Cette modularité est aujourd’hui indispensable : rayonnages ajustables, meubles reconfigurables… Le mobilier doit pouvoir s’adapter à différentes tailles et formats de fioles.
Un beau facing fait vendre. Un agencement clair oriente la décision d’achat.

Chez Vienne Agencement, Simon et Christophe Gallais en font une priorité :

« Pas vraiment de matériaux spécifiques, mais beaucoup de mobilier modulable, adaptable au maximum. »

Avec un accent particulier sur la lumière :

« On travaille beaucoup l’éclairage LED pour bien délimiter la zone vape. »

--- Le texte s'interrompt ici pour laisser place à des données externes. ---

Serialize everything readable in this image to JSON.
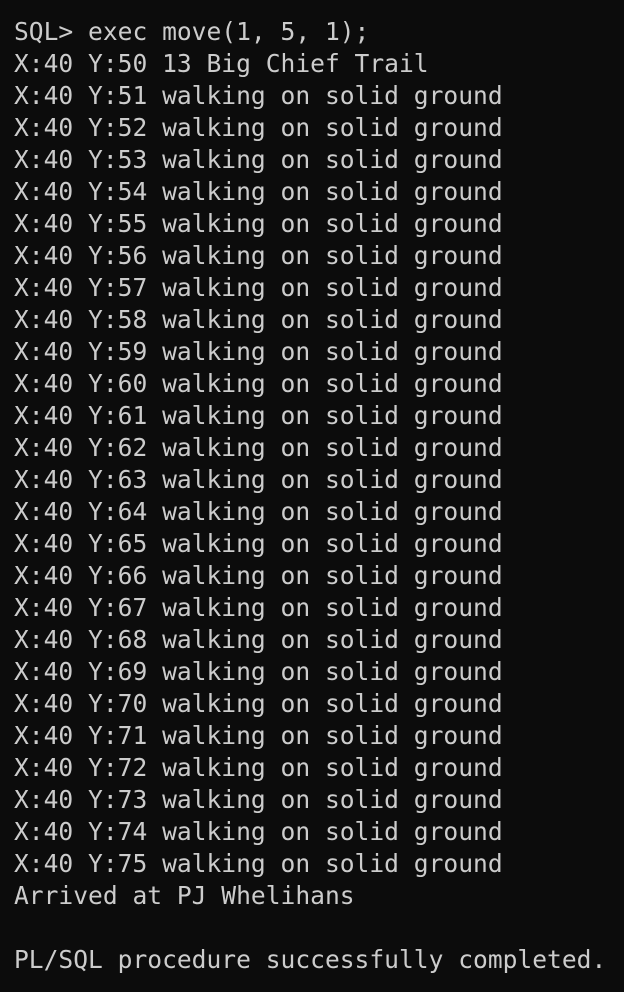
{
  "terminal": {
    "lines": [
      "SQL> exec move(1, 5, 1);",
      "X:40 Y:50 13 Big Chief Trail",
      "X:40 Y:51 walking on solid ground",
      "X:40 Y:52 walking on solid ground",
      "X:40 Y:53 walking on solid ground",
      "X:40 Y:54 walking on solid ground",
      "X:40 Y:55 walking on solid ground",
      "X:40 Y:56 walking on solid ground",
      "X:40 Y:57 walking on solid ground",
      "X:40 Y:58 walking on solid ground",
      "X:40 Y:59 walking on solid ground",
      "X:40 Y:60 walking on solid ground",
      "X:40 Y:61 walking on solid ground",
      "X:40 Y:62 walking on solid ground",
      "X:40 Y:63 walking on solid ground",
      "X:40 Y:64 walking on solid ground",
      "X:40 Y:65 walking on solid ground",
      "X:40 Y:66 walking on solid ground",
      "X:40 Y:67 walking on solid ground",
      "X:40 Y:68 walking on solid ground",
      "X:40 Y:69 walking on solid ground",
      "X:40 Y:70 walking on solid ground",
      "X:40 Y:71 walking on solid ground",
      "X:40 Y:72 walking on solid ground",
      "X:40 Y:73 walking on solid ground",
      "X:40 Y:74 walking on solid ground",
      "X:40 Y:75 walking on solid ground",
      "Arrived at PJ Whelihans",
      "",
      "PL/SQL procedure successfully completed."
    ]
  },
  "colors": {
    "background": "#0c0c0c",
    "text": "#cccccc"
  }
}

Cette souplesse permet aussi de réagir rapidement :

« Il faut pouvoir s’adapter aux contraintes d’arrière-boutique, avec des espaces pour charger les produits, faire un roulement efficace. »

Mais attention au chaos :

« Souvent, les fournisseurs installent des produits sans penser à l’ensemble. Résultat : un capharnaüm. Il n’y a plus de lisibilité, plus de cheminement client. »

D’où le rôle central de l’agenceur pour redonner cohérence à l’espace.

L’expérience client avant tout ?

Sébastien Zacchella reste pragmatique : « Le bureau de tabac restera avant tout un lieu de vente. »

Mais il reconnaît que les attentes changent, et que l’organisation spatiale doit s’adapter à ces nouveaux usages :


« Les clients y viennent pour un éventail de services : jeux, poste, colis, cigarette électronique… »

Pour Éric Martin, la distinction est plus nette, surtout côté vape :


« C’est obligatoire. On distingue deux zones : une partie d’auto-formation où le client découvre, et une partie “service” où il peut tester, se faire conseiller. »

Simon Gandin appuie :


« Certains installent déjà des machines pour tester. On parle aussi de bornes. Mais attention, le digital, ça ne fait pas tout. »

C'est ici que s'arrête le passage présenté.